Ich erzähle nicht allen Leuten davon, nur bestimmten. Warum? Weil ich dann immer weinen muss, und ich will nicht mehr weinen. Doch ich kann es nicht steuern, manchmal sind meine Augen nass, wenn ich aufwache. Die Haare sind natürlich weg, aber die Perücke, die ich mir beizeiten angeschafft habe, sieht gut aus. Viele Leute meinen, dass ich noch nie so gut ausgesehen habe. Das tröstet mich ein wenig - und ärgert mich, dass ich nie die passende Frisur für mich gefunden habe.
Mein Arzt hat gesagt: Drei Monate plus sehr viel länger, falls die Chemo anschlagen sollte. Drei Monate sind sehr lang. Wenn ich daran denke, wie lang drei Monate als Kind für mich waren. Es ist alles fast normal. Aber nur fast. Im Hintergrund lauert das unsagbare, ich verdränge es vorerst... Manchmal habe ich fürchterliche Schmerzen nach der Chemo, und manchmal fühle ich mich blendend.

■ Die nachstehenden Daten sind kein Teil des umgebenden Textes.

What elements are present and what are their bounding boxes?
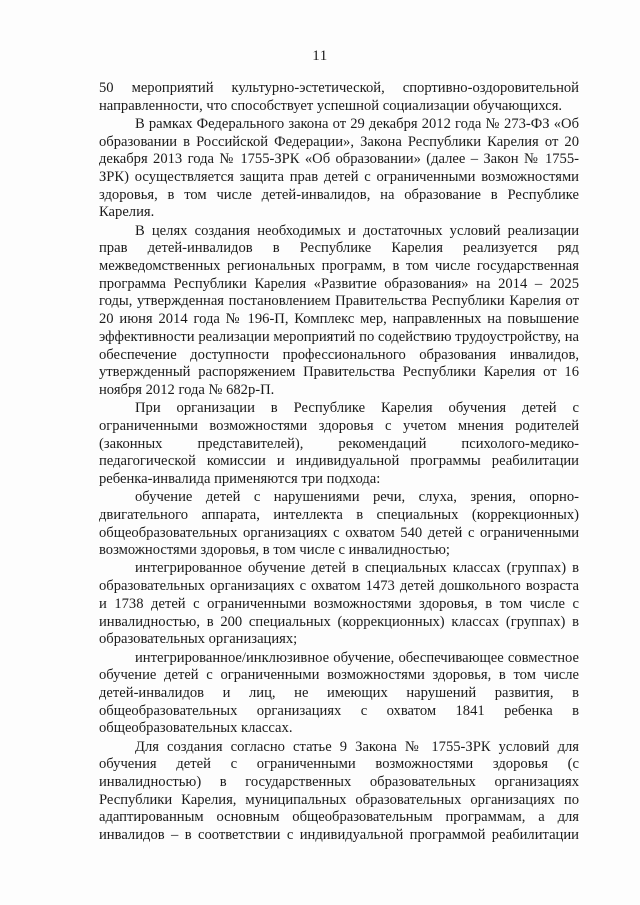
page-number: 11 (312, 48, 328, 64)
list-item: интегрированное обучение детей в специальных классах (группах) в образовательных организациях с охватом 1473 детей дошкольного возраста и 1738 детей с ограниченными возможностями здоровья, в том числе с инвалидностью, в 200 специальных (коррекционных) классах (группах) в образовательных организациях; (99, 560, 579, 648)
list-item: обучение детей с нарушениями речи, слуха, зрения, опорно-двигательного аппарата, интеллекта в специальных (коррекционных) общеобразовательных организациях с охватом 540 детей с ограниченными возможностями здоровья, в том числе с инвалидностью; (99, 489, 579, 559)
paragraph: В рамках Федерального закона от 29 декабря 2012 года № 273-ФЗ «Об образовании в Российской Федерации», Закона Республики Карелия от 20 декабря 2013 года № 1755-ЗРК «Об образовании» (далее – Закон № 1755-ЗРК) осуществляется защита прав детей с ограниченными возможностями здоровья, в том числе детей-инвалидов, на образование в Республике Карелия. (99, 115, 579, 221)
paragraph: 50 мероприятий культурно-эстетической, спортивно-оздоровительной направленности, что способствует успешной социализации обучающихся. (99, 80, 579, 114)
paragraph: При организации в Республике Карелия обучения детей с ограниченными возможностями здоровья с учетом мнения родителей (законных представителей), рекомендаций психолого-медико-педагогической комиссии и индивидуальной программы реабилитации ребенка-инвалида применяются три подхода: (99, 400, 579, 487)
paragraph: Для создания согласно статье 9 Закона № 1755-ЗРК условий для обучения детей с ограниченными возможностями здоровья (с инвалидностью) в государственных образовательных организациях Республики Карелия, муниципальных образовательных организациях по адаптированным основным общеобразовательным программам, а для инвалидов – в соответствии с индивидуальной программой реабилитации (99, 738, 579, 844)
list-item: интегрированное/инклюзивное обучение, обеспечивающее совместное обучение детей с ограниченными возможностями здоровья, в том числе детей-инвалидов и лиц, не имеющих нарушений развития, в общеобразовательных организациях с охватом 1841 ребенка в общеобразовательных классах. (99, 649, 579, 737)
document-body (99, 80, 579, 845)
paragraph: В целях создания необходимых и достаточных условий реализации прав детей-инвалидов в Республике Карелия реализуется ряд межведомственных региональных программ, в том числе государственная программа Республики Карелия «Развитие образования» на 2014 – 2025 годы, утвержденная постановлением Правительства Республики Карелия от 20 июня 2014 года № 196-П, Комплекс мер, направленных на повышение эффективности реализации мероприятий по содействию трудоустройству, на обеспечение доступности профессионального образования инвалидов, утвержденный распоряжением Правительства Республики Карелия от 16 ноября 2012 года № 682р-П. (99, 222, 579, 398)
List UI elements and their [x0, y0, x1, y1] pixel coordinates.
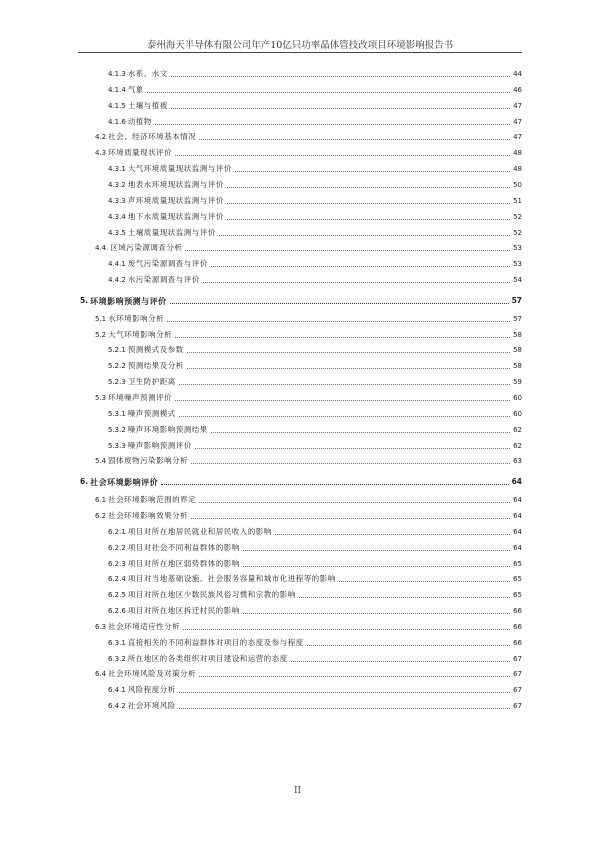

Als meine „Mutter“ hier war, hat sie gar nichts gesagt. Und ich habe auch nichts gesagt. Manchmal frage ich, warum diese Leute mich adoptiert haben. Ich hatte bis jetzt immer gedacht, sie müssten etwas Gutes in sich haben. Aber das stimmt nicht. Von meiner Mutter gab es nur Prügel und nie den Hauch einer Zuneigung. Mein „Vater“ ist auch nicht besser: Er hatte es von meiner Tochter erfahren, und als ich ihm telefonisch zum Geburtstag gratulieren wollte, da meinte er tatsächlich: „Hast du denn auch Geld für deine Beerdigung zurückgelegt? Nicht dass andere noch für dich zahlen müssen!“
Natürlich war ich platt. Ich sagte ihm, dass das wohl meine geringste Sorge wäre und dass, falls es wirklich nicht reichen sollte, Iggy für mich einspringen würde. Dann beendete ich das Gespräch. Trotzdem kam zwei Wochen später „Mutter“ angereist. Sie nahm mich nicht in den Arm, sie fragte nicht, wie es mir geht. Aber trotzdem erwartet sie, dass ich sie anrufe. Sie liest gerne Mutter-Kind-Kitsch-Romane, aber die einzige Mutter ist und war sie für meinen jüngeren „Bruder“. Vielleicht liegt es daran, dass er ein Junge ist und Iggy und ich nur Mädchen.
Ansonsten führe ich ein ganz normales Leben, verbringe viel Zeit mit Freunden und mit meiner Tochter und meinen Enkeln. Und meine sogenannte Mutter wird mich wohl erst bei meiner Beerdigung wiedersehen. Das ist wieder ein Grund zum Weinen. Es ist alles nicht fair!